En esa clave de caminar en el filo de la navaja se inscribe la exposición de las ideas (reaccionarias) del profesor Kipps (bestia negra de Belsey en todos los sentidos) que hace Zadie Smith. Por ejemplo: “que la igualdad era un mito y el multiculturalismo, un sueño fatuo”, llegando a sugerir “que, con harta frecuencia, las minorías exigen una igualdad de derechos que no se han ganado”. O la tesis estrella de Kipps: mientras fomentemos una cultura del victimismo, seguiremos educando víctimas.

Pero el multiculturalismo no naufraga en los textos sino en las imágenes, en los ojos de los otros. Hay un doble discurso, el de los diálogos, multiculturales, y el de las imágenes, raciales.

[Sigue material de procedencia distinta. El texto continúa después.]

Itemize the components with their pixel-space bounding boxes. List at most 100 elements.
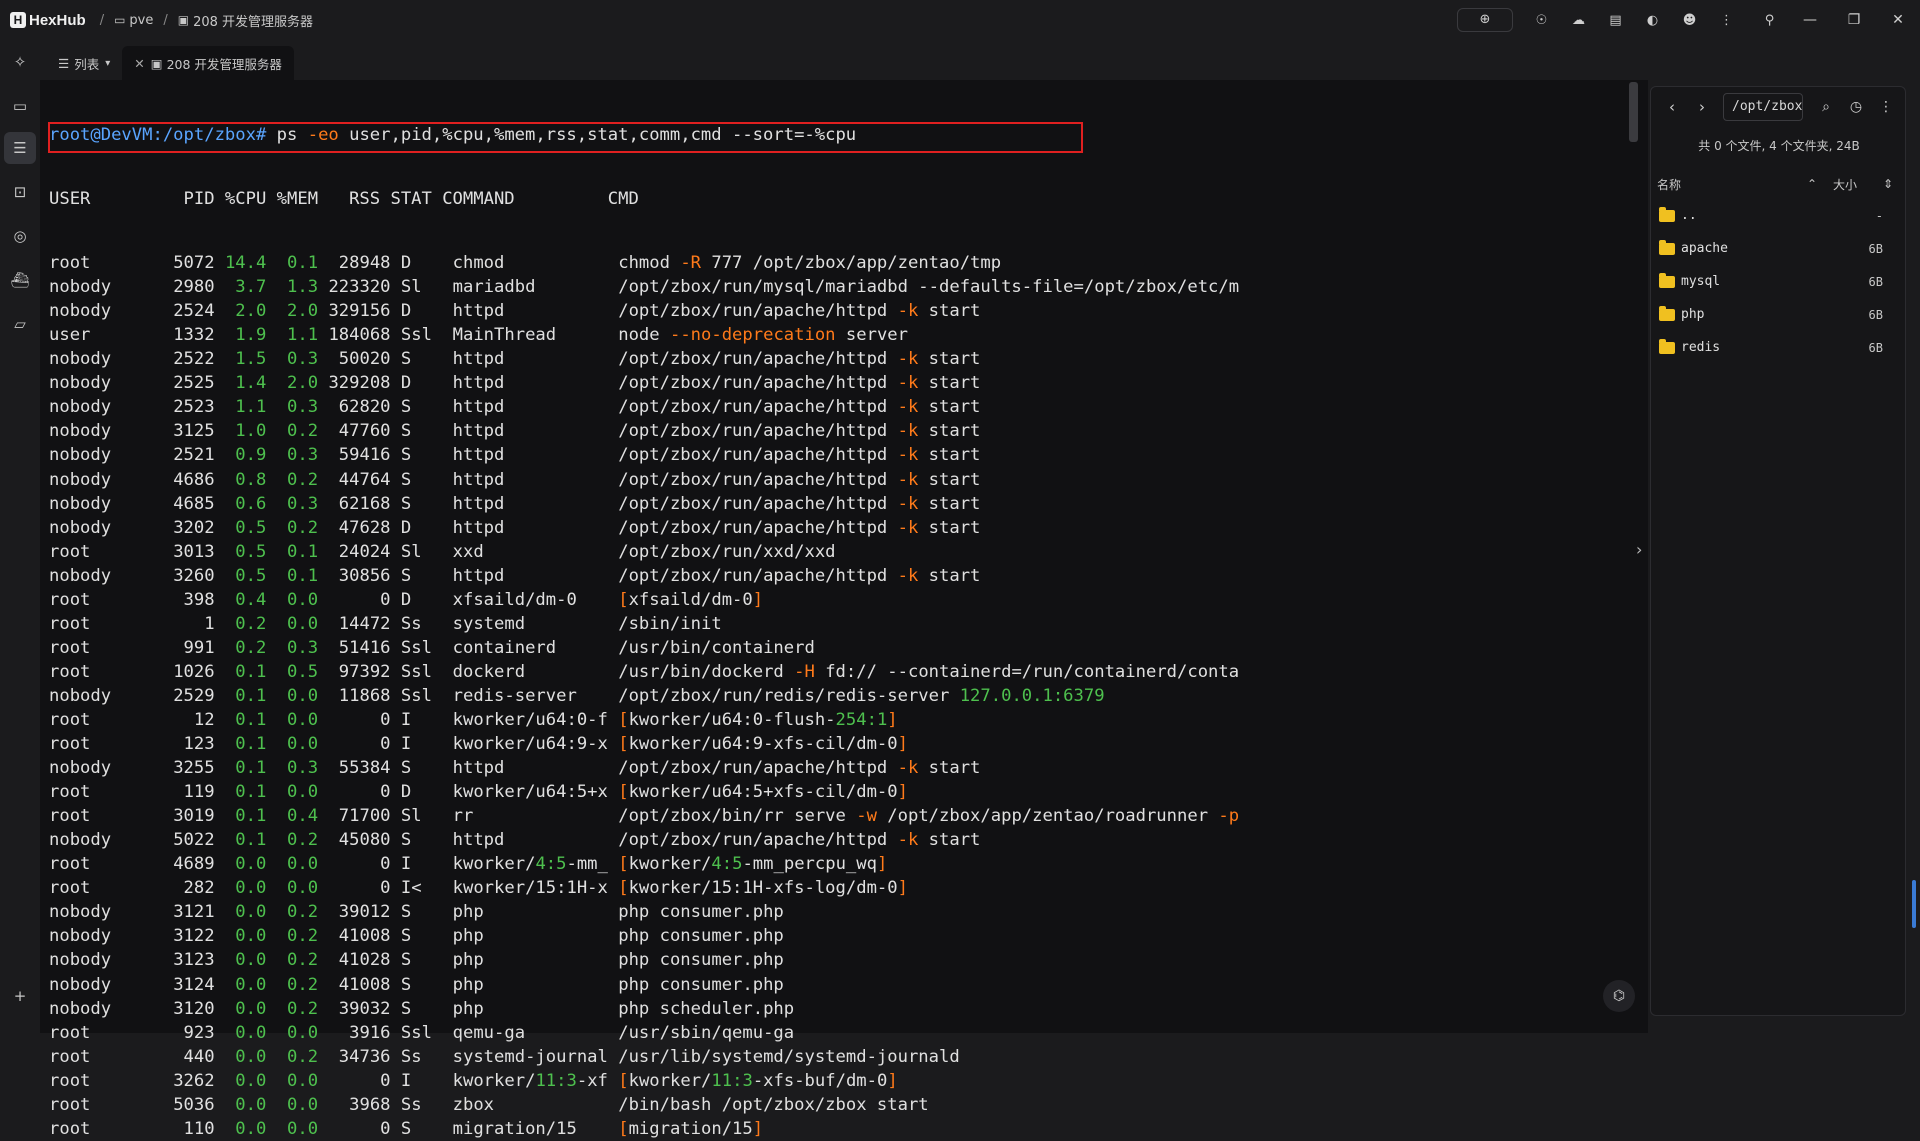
search-icon[interactable]: ⌕ xyxy=(1811,99,1841,115)
close-tab-icon[interactable]: ✕ xyxy=(134,56,144,71)
close-icon[interactable]: ✕ xyxy=(1876,12,1920,28)
sort-up-icon[interactable]: ⌃ xyxy=(1807,177,1833,191)
folder-nav-icon[interactable]: ▭ xyxy=(4,90,36,122)
file-name: php xyxy=(1681,307,1705,322)
fingerprint-icon[interactable]: ☉ xyxy=(1523,13,1560,28)
remote-desktop-icon[interactable]: ▱ xyxy=(4,308,36,340)
ai-assistant-icon[interactable]: ⌬ xyxy=(1603,980,1635,1012)
process-row: root 4689 0.0 0.0 0 I kworker/4:5-mm_ [k… xyxy=(49,852,1640,876)
more-icon[interactable]: ⋮ xyxy=(1708,13,1745,28)
file-panel-scrollbar[interactable] xyxy=(1912,880,1916,928)
column-name[interactable]: 名称 xyxy=(1657,176,1807,193)
process-user: nobody xyxy=(49,974,174,995)
column-gap xyxy=(608,1119,618,1139)
back-icon[interactable]: ‹ xyxy=(1657,98,1687,116)
process-rss: 45080 xyxy=(318,830,401,851)
minimize-icon[interactable]: — xyxy=(1788,12,1832,28)
process-cmd: /opt/zbox/run/apache/httpd -k start xyxy=(618,445,981,466)
file-list-item[interactable]: apache 6B xyxy=(1651,232,1907,265)
process-pid: 3013 xyxy=(173,541,215,562)
process-cpu: 0.1 xyxy=(214,685,267,706)
restore-icon[interactable]: ❐ xyxy=(1832,12,1876,28)
file-list-item[interactable]: mysql 6B xyxy=(1651,265,1907,298)
breadcrumb-server[interactable]: 208 开发管理服务器 xyxy=(193,11,313,30)
theme-toggle-icon[interactable]: ◐ xyxy=(1634,13,1671,28)
process-row: nobody 3125 1.0 0.2 47760 S httpd /opt/z… xyxy=(49,419,1640,443)
add-icon[interactable]: + xyxy=(4,980,36,1012)
process-pid: 12 xyxy=(173,709,215,730)
process-pid: 2523 xyxy=(173,397,215,418)
column-size[interactable]: 大小 xyxy=(1833,176,1883,193)
process-rss: 28948 xyxy=(318,253,401,274)
file-name: .. xyxy=(1681,208,1697,223)
forward-icon[interactable]: › xyxy=(1687,98,1717,116)
process-user: nobody xyxy=(49,926,174,947)
process-user: root xyxy=(49,1070,174,1091)
sync-status-icon[interactable]: ⊕ xyxy=(1457,8,1513,32)
folder-icon xyxy=(1659,239,1675,255)
process-stat: S xyxy=(400,445,453,466)
process-cmd: [kworker/u64:0-flush-254:1] xyxy=(618,709,898,730)
file-name: apache xyxy=(1681,241,1728,256)
process-pid: 2525 xyxy=(173,373,215,394)
process-cmd: node --no-deprecation server xyxy=(618,325,908,346)
app-logo: H HexHub xyxy=(10,12,86,29)
process-stat: S xyxy=(400,493,453,514)
process-cpu: 0.1 xyxy=(214,734,267,755)
process-rss: 41028 xyxy=(318,950,401,971)
terminal-scrollbar[interactable] xyxy=(1629,82,1638,142)
process-user: root xyxy=(49,734,174,755)
process-user: nobody xyxy=(49,469,174,490)
pin-icon[interactable]: ⚲ xyxy=(1751,13,1788,28)
title-bar: H HexHub / ▭ pve / ▣ 208 开发管理服务器 ⊕ ☉ ☁ ▤… xyxy=(0,0,1920,40)
process-rss: 0 xyxy=(318,734,401,755)
process-cmd: [xfsaild/dm-0] xyxy=(618,589,764,610)
file-list-item[interactable]: redis 6B xyxy=(1651,331,1907,364)
file-list-item[interactable]: .. - xyxy=(1651,199,1907,232)
highlight-box xyxy=(48,122,1083,153)
breadcrumb-host[interactable]: pve xyxy=(129,13,153,28)
tab-list[interactable]: ☰ 列表 ▾ xyxy=(46,46,122,80)
process-user: root xyxy=(49,541,174,562)
sort-toggle-icon[interactable]: ⇕ xyxy=(1883,177,1893,191)
file-nav: ‹ › /opt/zbox ⌕ ◷ ⋮ xyxy=(1651,87,1907,127)
sparkle-icon[interactable]: ✧ xyxy=(4,46,36,78)
process-mem: 0.2 xyxy=(266,998,319,1019)
process-cmd: php scheduler.php xyxy=(618,998,795,1019)
user-icon[interactable]: ☻ xyxy=(1671,13,1708,28)
process-mem: 0.0 xyxy=(266,685,319,706)
process-mem: 0.2 xyxy=(266,517,319,538)
docker-icon[interactable]: ⛴ xyxy=(4,264,36,296)
process-stat: S xyxy=(400,565,453,586)
terminal-output[interactable]: root@DevVM:/opt/zbox# ps -eo user,pid,%c… xyxy=(40,80,1640,1139)
column-gap xyxy=(608,421,618,441)
history-icon[interactable]: ◷ xyxy=(1841,99,1871,115)
cloud-icon[interactable]: ☁ xyxy=(1560,13,1597,28)
file-list-item[interactable]: php 6B xyxy=(1651,298,1907,331)
terminal-nav-icon[interactable]: ⊡ xyxy=(4,176,36,208)
file-name: mysql xyxy=(1681,274,1721,289)
database-icon[interactable]: ◎ xyxy=(4,220,36,252)
chevron-right-icon[interactable]: › xyxy=(1636,540,1642,559)
process-row: nobody 2529 0.1 0.0 11868 Ssl redis-serv… xyxy=(49,684,1640,708)
process-cpu: 0.1 xyxy=(214,830,267,851)
process-user: root xyxy=(49,806,174,827)
process-mem: 0.0 xyxy=(266,613,319,634)
process-mem: 1.1 xyxy=(266,325,319,346)
layout-icon[interactable]: ▤ xyxy=(1597,13,1634,28)
tab-session[interactable]: ✕ ▣ 208 开发管理服务器 xyxy=(122,46,294,80)
process-row: root 5036 0.0 0.0 3968 Ss zbox /bin/bash… xyxy=(49,1093,1640,1117)
column-gap xyxy=(608,758,618,778)
process-user: nobody xyxy=(49,349,174,370)
more-icon[interactable]: ⋮ xyxy=(1871,99,1901,115)
process-command: redis-server xyxy=(452,685,608,706)
process-row: nobody 2980 3.7 1.3 223320 Sl mariadbd /… xyxy=(49,275,1640,299)
process-rss: 59416 xyxy=(318,445,401,466)
process-row: root 440 0.0 0.2 34736 Ss systemd-journa… xyxy=(49,1045,1640,1069)
list-nav-icon[interactable]: ☰ xyxy=(4,132,36,164)
process-stat: S xyxy=(400,349,453,370)
path-input[interactable]: /opt/zbox xyxy=(1723,93,1803,121)
process-cmd: /opt/zbox/run/apache/httpd -k start xyxy=(618,758,981,779)
process-rss: 39012 xyxy=(318,902,401,923)
process-row: root 5072 14.4 0.1 28948 D chmod chmod -… xyxy=(49,251,1640,275)
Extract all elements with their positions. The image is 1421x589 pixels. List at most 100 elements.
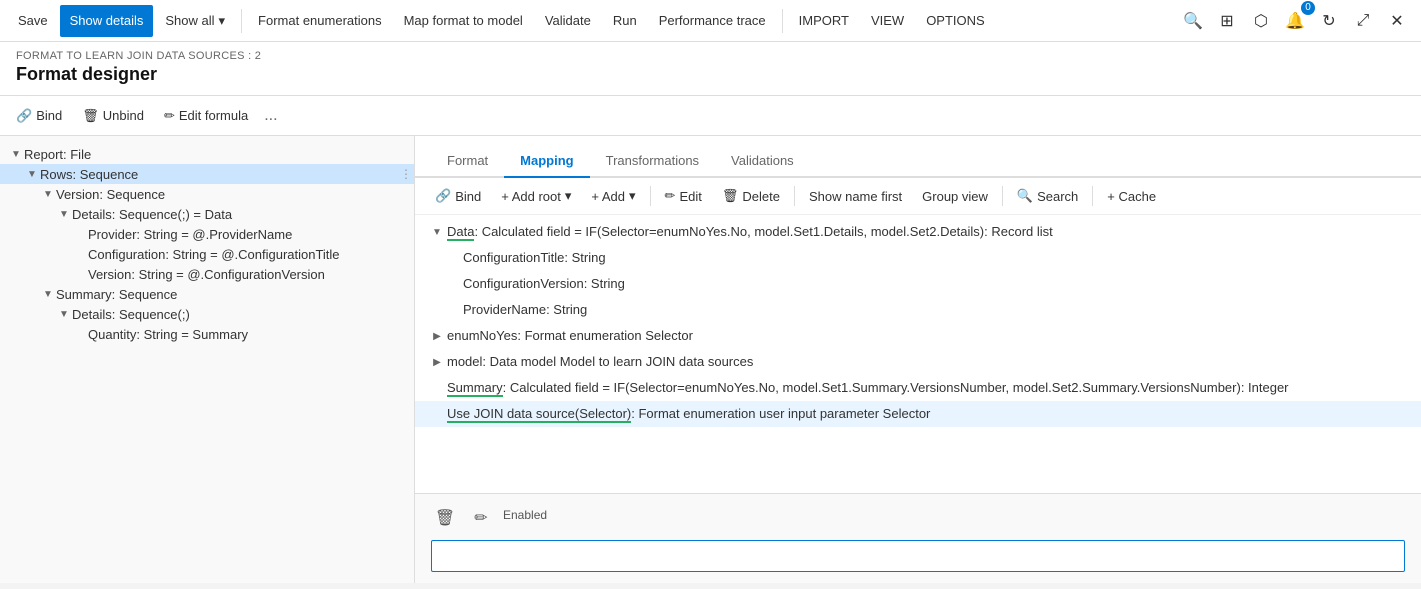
show-all-button[interactable]: Show all ▾ xyxy=(155,5,235,37)
search-map-button[interactable]: 🔍 Search xyxy=(1009,184,1086,208)
formula-input[interactable] xyxy=(431,540,1405,572)
notification-badge: 0 xyxy=(1301,1,1315,15)
more-options-button[interactable]: ... xyxy=(260,103,281,129)
mapping-item-text: Use JOIN data source(Selector): Format e… xyxy=(447,404,1413,424)
map-bind-button[interactable]: 🔗 Bind xyxy=(427,184,489,208)
mapping-item-text: ConfigurationVersion: String xyxy=(463,274,1413,294)
no-toggle-icon xyxy=(72,246,88,262)
edit-map-icon: ✏ xyxy=(665,188,676,204)
maximize-icon[interactable]: ⤢ xyxy=(1347,5,1379,37)
tree-item-label: Report: File xyxy=(24,147,414,162)
mapping-item[interactable]: ConfigurationVersion: String xyxy=(415,271,1421,297)
right-panel: Format Mapping Transformations Validatio… xyxy=(415,136,1421,583)
tree-item-label: Details: Sequence(;) = Data xyxy=(72,207,414,222)
mapping-item[interactable]: ProviderName: String xyxy=(415,297,1421,323)
tree-item[interactable]: Provider: String = @.ProviderName xyxy=(0,224,414,244)
chevron-down-icon: ▼ xyxy=(40,286,56,302)
close-icon[interactable]: ✕ xyxy=(1381,5,1413,37)
no-toggle-icon xyxy=(72,326,88,342)
tree-item-label: Provider: String = @.ProviderName xyxy=(88,227,414,242)
save-button[interactable]: Save xyxy=(8,5,58,37)
link-icon-map: 🔗 xyxy=(435,188,451,204)
mapping-item-text: model: Data model Model to learn JOIN da… xyxy=(447,352,1413,372)
bottom-section: 🗑 ✏ Enabled xyxy=(415,493,1421,583)
tree-item[interactable]: ▼Rows: Sequence⋮ xyxy=(0,164,414,184)
show-details-button[interactable]: Show details xyxy=(60,5,154,37)
bind-sub-button[interactable]: 🔗 Bind xyxy=(8,101,70,131)
tree-item[interactable]: Quantity: String = Summary xyxy=(0,324,414,344)
add-button[interactable]: + Add ▾ xyxy=(583,184,643,208)
mapping-content: ▼Data: Calculated field = IF(Selector=en… xyxy=(415,215,1421,493)
tree-item[interactable]: ▼Version: Sequence xyxy=(0,184,414,204)
refresh-icon[interactable]: ↻ xyxy=(1313,5,1345,37)
no-toggle-icon xyxy=(443,300,463,320)
grid-icon[interactable]: ⊞ xyxy=(1211,5,1243,37)
tree-item[interactable]: Version: String = @.ConfigurationVersion xyxy=(0,264,414,284)
bottom-label: Enabled xyxy=(503,508,547,522)
mapping-tree: ▼Data: Calculated field = IF(Selector=en… xyxy=(415,219,1421,427)
tab-format[interactable]: Format xyxy=(431,145,504,178)
breadcrumb: FORMAT TO LEARN JOIN DATA SOURCES : 2 xyxy=(16,50,1405,62)
format-tree: ▼Report: File▼Rows: Sequence⋮▼Version: S… xyxy=(0,144,414,344)
options-button[interactable]: OPTIONS xyxy=(916,5,995,37)
chevron-down-icon: ▼ xyxy=(8,146,24,162)
tree-item[interactable]: ▼Details: Sequence(;) = Data xyxy=(0,204,414,224)
mapping-toolbar: 🔗 Bind + Add root ▾ + Add ▾ ✏ Edit 🗑 Del… xyxy=(415,178,1421,215)
view-button[interactable]: VIEW xyxy=(861,5,914,37)
sub-toolbar: 🔗 Bind 🗑 Unbind ✏ Edit formula ... xyxy=(0,96,1421,136)
no-toggle-icon xyxy=(443,274,463,294)
mapping-item[interactable]: ▶model: Data model Model to learn JOIN d… xyxy=(415,349,1421,375)
search-toolbar-icon[interactable]: 🔍 xyxy=(1177,5,1209,37)
edit-bottom-button[interactable]: ✏ xyxy=(467,504,495,532)
mapping-item[interactable]: Summary: Calculated field = IF(Selector=… xyxy=(415,375,1421,401)
chevron-down-icon: ▼ xyxy=(427,222,447,242)
map-format-button[interactable]: Map format to model xyxy=(394,5,533,37)
no-toggle-icon xyxy=(72,266,88,282)
mapping-item[interactable]: ▼Data: Calculated field = IF(Selector=en… xyxy=(415,219,1421,245)
map-separator-4 xyxy=(1092,186,1093,206)
page-title: Format designer xyxy=(16,64,1405,85)
add-root-button[interactable]: + Add root ▾ xyxy=(493,184,579,208)
show-name-first-button[interactable]: Show name first xyxy=(801,185,910,208)
mapping-item[interactable]: ▶enumNoYes: Format enumeration Selector xyxy=(415,323,1421,349)
drag-handle-icon: ⋮ xyxy=(398,167,414,181)
edit-formula-button[interactable]: ✏ Edit formula xyxy=(156,101,256,131)
tree-item[interactable]: ▼Report: File xyxy=(0,144,414,164)
tree-item[interactable]: ▼Summary: Sequence xyxy=(0,284,414,304)
tab-transformations[interactable]: Transformations xyxy=(590,145,715,178)
chevron-down-icon: ▼ xyxy=(56,306,72,322)
tree-item[interactable]: ▼Details: Sequence(;) xyxy=(0,304,414,324)
validate-button[interactable]: Validate xyxy=(535,5,601,37)
tree-item-label: Version: Sequence xyxy=(56,187,414,202)
chevron-down-icon: ▾ xyxy=(219,13,226,29)
map-separator-2 xyxy=(794,186,795,206)
map-separator-1 xyxy=(650,186,651,206)
tree-item[interactable]: Configuration: String = @.ConfigurationT… xyxy=(0,244,414,264)
tree-item-label: Details: Sequence(;) xyxy=(72,307,414,322)
group-view-button[interactable]: Group view xyxy=(914,185,996,208)
mapping-item[interactable]: ConfigurationTitle: String xyxy=(415,245,1421,271)
pencil-icon: ✏ xyxy=(164,108,175,124)
no-toggle-icon xyxy=(427,404,447,424)
tab-validations[interactable]: Validations xyxy=(715,145,810,178)
unbind-button[interactable]: 🗑 Unbind xyxy=(74,101,152,131)
office-icon[interactable]: ⬡ xyxy=(1245,5,1277,37)
bottom-actions: 🗑 ✏ Enabled xyxy=(431,504,1405,532)
tab-mapping[interactable]: Mapping xyxy=(504,145,589,178)
format-enumerations-button[interactable]: Format enumerations xyxy=(248,5,392,37)
cache-button[interactable]: + Cache xyxy=(1099,185,1164,208)
mapping-item[interactable]: Use JOIN data source(Selector): Format e… xyxy=(415,401,1421,427)
chevron-down-icon: ▼ xyxy=(40,186,56,202)
delete-map-button[interactable]: 🗑 Delete xyxy=(714,184,788,208)
link-icon: 🔗 xyxy=(16,108,32,124)
separator-2 xyxy=(782,9,783,33)
mapping-item-text: ProviderName: String xyxy=(463,300,1413,320)
run-button[interactable]: Run xyxy=(603,5,647,37)
chevron-down-addroot-icon: ▾ xyxy=(565,188,572,204)
chevron-down-icon: ▼ xyxy=(56,206,72,222)
no-toggle-icon xyxy=(443,248,463,268)
delete-bottom-button[interactable]: 🗑 xyxy=(431,504,459,532)
edit-map-button[interactable]: ✏ Edit xyxy=(657,184,710,208)
performance-trace-button[interactable]: Performance trace xyxy=(649,5,776,37)
import-button[interactable]: IMPORT xyxy=(789,5,859,37)
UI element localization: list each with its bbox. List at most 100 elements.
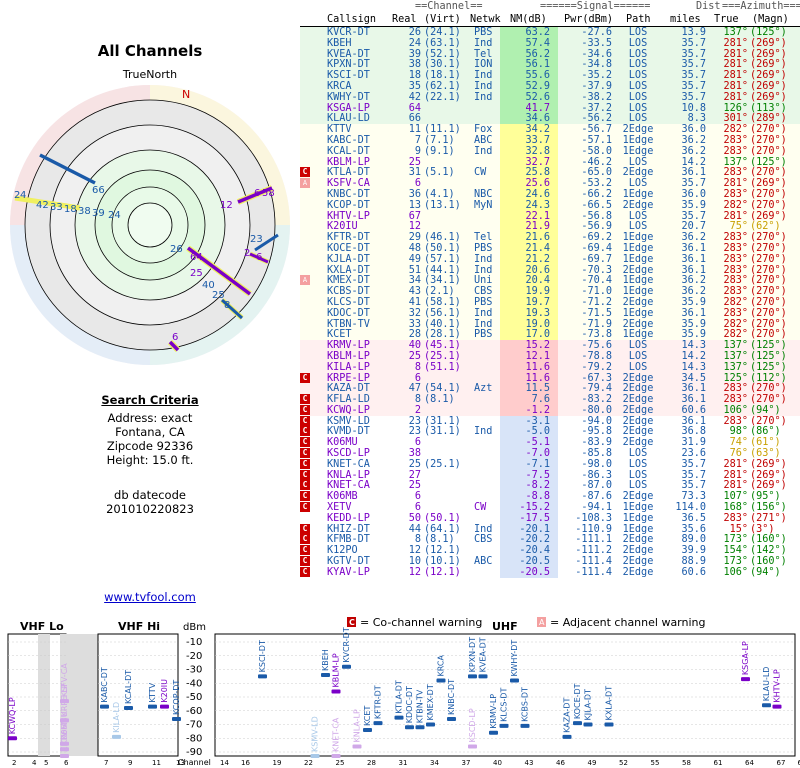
cell-mag: (270°): [750, 199, 787, 211]
cell-dist: 35.7: [681, 178, 706, 190]
cell-call: KLCS-DT: [327, 296, 370, 308]
cell-net: MyN: [474, 199, 493, 211]
station-bar: [468, 674, 477, 679]
table-row: KJLA-DT 49 (57.1) Ind 21.2 -69.7 1Edge 36.1 283°…: [300, 253, 800, 265]
cell-pwr: -66.2: [581, 188, 612, 200]
polar-label: 26: [170, 244, 183, 255]
cell-mag: (125°): [750, 156, 787, 168]
cell-true: 283°: [723, 242, 748, 254]
cell-true: 281°: [723, 91, 748, 103]
cell-mag: (269°): [750, 469, 787, 481]
x-tick-uhf: 22: [304, 759, 313, 767]
cell-path: LOS: [628, 91, 648, 103]
cell-real: 25: [408, 156, 421, 168]
station-bar: [468, 744, 477, 749]
cell-path: LOS: [628, 340, 648, 352]
cell-virt: (40.1): [424, 318, 461, 330]
cell-nm: -20.1: [519, 523, 550, 535]
table-row: C KGTV-DT 10 (10.1) ABC -20.5 -111.4 2Edge 88.9 1…: [300, 556, 800, 567]
cell-real: 44: [408, 523, 421, 535]
cell-path: 2Edge: [622, 404, 654, 416]
cell-mag: (289°): [750, 113, 787, 125]
cell-true: 281°: [723, 48, 748, 60]
station-label: KVEA-DT: [479, 637, 488, 672]
cell-path: 2Edge: [622, 383, 654, 395]
cell-pwr: -71.2: [581, 296, 612, 308]
cell-dist: 34.5: [681, 372, 706, 384]
cell-pwr: -27.6: [581, 27, 612, 38]
co-channel-warning: C: [300, 394, 310, 405]
cell-nm: 33.7: [525, 134, 550, 146]
cell-path: LOS: [628, 448, 648, 460]
column-header-row: Callsign Real (Virt) Netwk NM(dB) Pwr(dB…: [300, 13, 800, 27]
cell-net: Tel: [474, 48, 493, 60]
cell-nm: 57.4: [525, 37, 550, 49]
station-label: KTTV: [148, 682, 157, 702]
ring-6: [127, 202, 173, 248]
cell-pwr: -57.1: [581, 134, 612, 146]
cell-mag: (62°): [750, 221, 781, 233]
cell-path: 1Edge: [622, 253, 654, 265]
cell-net: ION: [474, 59, 493, 71]
cell-call: KTTV: [327, 124, 352, 136]
cell-mag: (270°): [750, 383, 787, 395]
cell-real: 34: [408, 275, 421, 287]
cell-virt: (4.1): [424, 188, 455, 200]
table-row: C KRPE-LP 6 11.6 -67.3 2Edge 34.5 125° (112°): [300, 372, 800, 384]
cell-net: Azt: [474, 383, 493, 395]
cell-dist: 39.9: [681, 545, 706, 557]
cell-true: 281°: [723, 458, 748, 470]
cell-true: 125°: [723, 372, 748, 384]
station-label: KRCA: [437, 655, 446, 677]
cell-path: 1Edge: [622, 134, 654, 146]
polar-label: 12: [220, 200, 233, 211]
cell-dist: 35.7: [681, 480, 706, 492]
cell-mag: (269°): [750, 48, 787, 60]
cell-real: 38: [408, 448, 421, 460]
north-mark: N: [182, 88, 190, 101]
cell-call: KABC-DT: [327, 134, 370, 146]
cell-net: NBC: [474, 188, 493, 200]
cell-real: 36: [408, 188, 421, 200]
cell-path: 1Edge: [622, 242, 654, 254]
cell-net: CBS: [474, 534, 493, 546]
table-row: A KMEX-DT 34 (34.1) Uni 20.4 -70.4 1Edge 36.2 283…: [300, 275, 800, 286]
y-tick-label: -20: [186, 651, 202, 662]
tvfool-link[interactable]: www.tvfool.com: [0, 590, 300, 604]
table-row: A KSFV-CA 6 25.6 -53.2 LOS 35.7 281° (269°): [300, 178, 800, 189]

Las segundas predominan sobre los primeros. De modo que el racismo está en los ojos, y de ahí pasa a la mente. Y no es únicamente por cuestiones de color de piel, sino entre personas de la misma raza, pero de diferente extracción social. Si, en Dientes blancos, todavía Irie confiaba en el futuro, Carl, el discriminado, dice de manera premonitoria: “el futuro es otro país, chica, […] y yo aún no tengo pasaporte”.

¿Qué es lo que queda como fundamento de la esperanza? Precisamente eso, la belleza como el negarse a ser el otro, como el deseo de ser simplemente uno mismo. La belleza, “esa flor de un millón de pétalos que es la dicha de estar aquí, en este mundo, con la gente”. Son los pequeños instantes que, como islas de belleza, anidan en las tragedias personales. Ésos raros momentos de “concordancia” entre el objetivo y la capacidad para conseguirlo.

Zadie maneja en esta novela una idea de belleza como armonía ligada, más que a las cosas, a las situaciones. Belleza es la concordancia efímera consigo mismo. Es, dicho en términos que pueden sonar enfáticos, pero que no lo son, es la alegría de ser. No es excepcional, sino ordinaria, no da sentido a la existencia sino que es la existencia llena de sentido: tener sed y beber, tener hambre y comer, encontrar algo divertido. La belleza no es perfección, si acaso los Dientes blancos de una dentadura postiza que da título a la novela.

La flor azul, símbolo de la belleza romántica, no crece aquí en solitarias cumbres ni en lo profundo de recónditos valles, sino que está esparcida en los actos de la existencia; florece en las enrevesadas callejas del multiculturalismo, en un tipo de existencia que no es ninguna solución, de lo que se lamentan los viejos, pero que para los jóvenes es lo que hay. Está unida a la verdad, pero, como dice Alsina, una verdad para vivir con ella. Una belleza como plenitud hecha de renuncias cotidianas en Carlene y Kiki. Y que explica también lo que había sido Kiki, “una diosa del día a día”. Quizá fuera eso lo que les gustó a las dos del cuadro de Hyppolytte, Maitresse Erzulie. Una belleza ante la que, al final, no tiene nada que decir Howard Belsey, mudo ante el cuadro de Rembrandt.